Die Blauzungenkrankheit beim Schaf

Die Blauzungenkrankheit beim Schaf

Die Blauzungenkrankheit ist eine virale Infektionskrankheit von Wiederkäuern, ihr Name leitet sich von der blauen Farme der Zunge ab. Die Erkrankung ist eine anzeigepflichtige Tierseuche und muss sofort gemeldet werden. Für den Menschen besteht keine Ansteckungsgefahr, weshalb Fleisch- und Milchprodukte ohne Bedenken verzehrt werden dürfen.

Infektion und Inkubation:

Das Blauzungenvirus wird durch Mücken  übertragen. Nachdem die Mücke dieses Virus beim infizierten Tier aufgenommen hat, vermehrt sich das Virus in der Mücke und gelangt in die Speicheldrüse des Insekts. Beim nächsten Saugakt auf einem anderen Tier, wird dieser Virus übertragen. Die Mücke bleibt ihr Leben lang Überträger.

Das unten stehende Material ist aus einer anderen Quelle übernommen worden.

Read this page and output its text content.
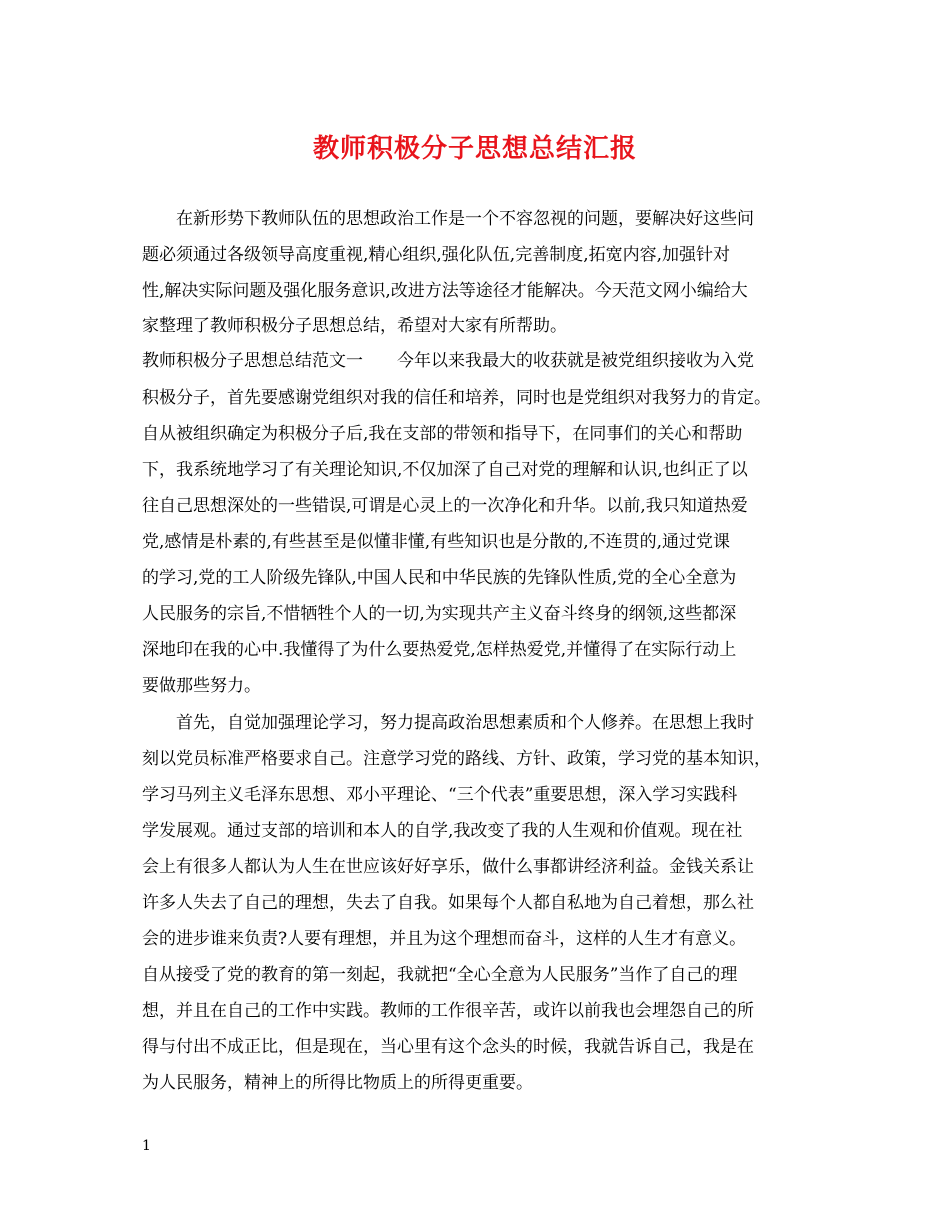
教师积极分子思想总结汇报
在新形势下教师队伍的思想政治工作是一个不容忽视的问题，要解决好这些问
题必须通过各级领导高度重视,精心组织,强化队伍,完善制度,拓宽内容,加强针对
性,解决实际问题及强化服务意识,改进方法等途径才能解决。今天范文网小编给大
家整理了教师积极分子思想总结，希望对大家有所帮助。
教师积极分子思想总结范文一　　今年以来我最大的收获就是被党组织接收为入党
积极分子，首先要感谢党组织对我的信任和培养，同时也是党组织对我努力的肯定。
自从被组织确定为积极分子后,我在支部的带领和指导下，在同事们的关心和帮助
下，我系统地学习了有关理论知识,不仅加深了自己对党的理解和认识,也纠正了以
往自己思想深处的一些错误,可谓是心灵上的一次净化和升华。以前,我只知道热爱
党,感情是朴素的,有些甚至是似懂非懂,有些知识也是分散的,不连贯的,通过党课
的学习,党的工人阶级先锋队,中国人民和中华民族的先锋队性质,党的全心全意为
人民服务的宗旨,不惜牺牲个人的一切,为实现共产主义奋斗终身的纲领,这些都深
深地印在我的心中.我懂得了为什么要热爱党,怎样热爱党,并懂得了在实际行动上
要做那些努力。
首先，自觉加强理论学习，努力提高政治思想素质和个人修养。在思想上我时
刻以党员标准严格要求自己。注意学习党的路线、方针、政策，学习党的基本知识，
学习马列主义毛泽东思想、邓小平理论、“三个代表”重要思想，深入学习实践科
学发展观。通过支部的培训和本人的自学,我改变了我的人生观和价值观。现在社
会上有很多人都认为人生在世应该好好享乐，做什么事都讲经济利益。金钱关系让
许多人失去了自己的理想，失去了自我。如果每个人都自私地为自己着想，那么社
会的进步谁来负责?人要有理想，并且为这个理想而奋斗，这样的人生才有意义。
自从接受了党的教育的第一刻起，我就把“全心全意为人民服务”当作了自己的理
想，并且在自己的工作中实践。教师的工作很辛苦，或许以前我也会埋怨自己的所
得与付出不成正比，但是现在，当心里有这个念头的时候，我就告诉自己，我是在
为人民服务，精神上的所得比物质上的所得更重要。
1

Die Inkubationszeit beträgt 2 bis 15 Tage.

Symptome:

Nach der Inkobationszeit kommt es bei der Blauzungenkrankheit zu:

  • 6 bis 8 Tage anhaltendem Fieber und starker Durchblutung der Kopfschleimhäute
  • Ödeme an Lippen, Augenliedern und Ohren
  • blaurote Färbung im Maulbereich und vor allem der Zunge
  • schaumiger Speichelausfluss
  • Nasenausfluss
  • Atembeschwerden
  • Lahmheit durch Entzündungen am Klauensaum und den Skelettmuskeln
  • Aborte oder missgebildete Lämmer

Diagnose:

Die Diagnose findet nur durch den Tierarzt statt. Als Probenmaterial werden Blut oder Plasma, sowie vom toten Tier Milz, Lymphknoten oder Herzblut verwendet.

Behandlung:

Beim milden Krankheitsverlauf ist eine selbstständige Heilung möglich. Neben Maßnahmen die zur Linderung der Symptome führen, wird empfohlen, erkrankte Tiere nicht der Sonnenstrahlung auszusetzen.

Vorbeugung:

Hat sich die anzeigepflichtige Krankheit erstmal bestätigt, wird eine 150-Kilometer-Sperrzone (Beobachtungsgebiet) erstellt. In dieses Gebiet dürfen Tiere verkauft werden, aber nicht umgekehrt.
Auch innerhalb des Gebietes darf mit den Tieren gehandelt werden.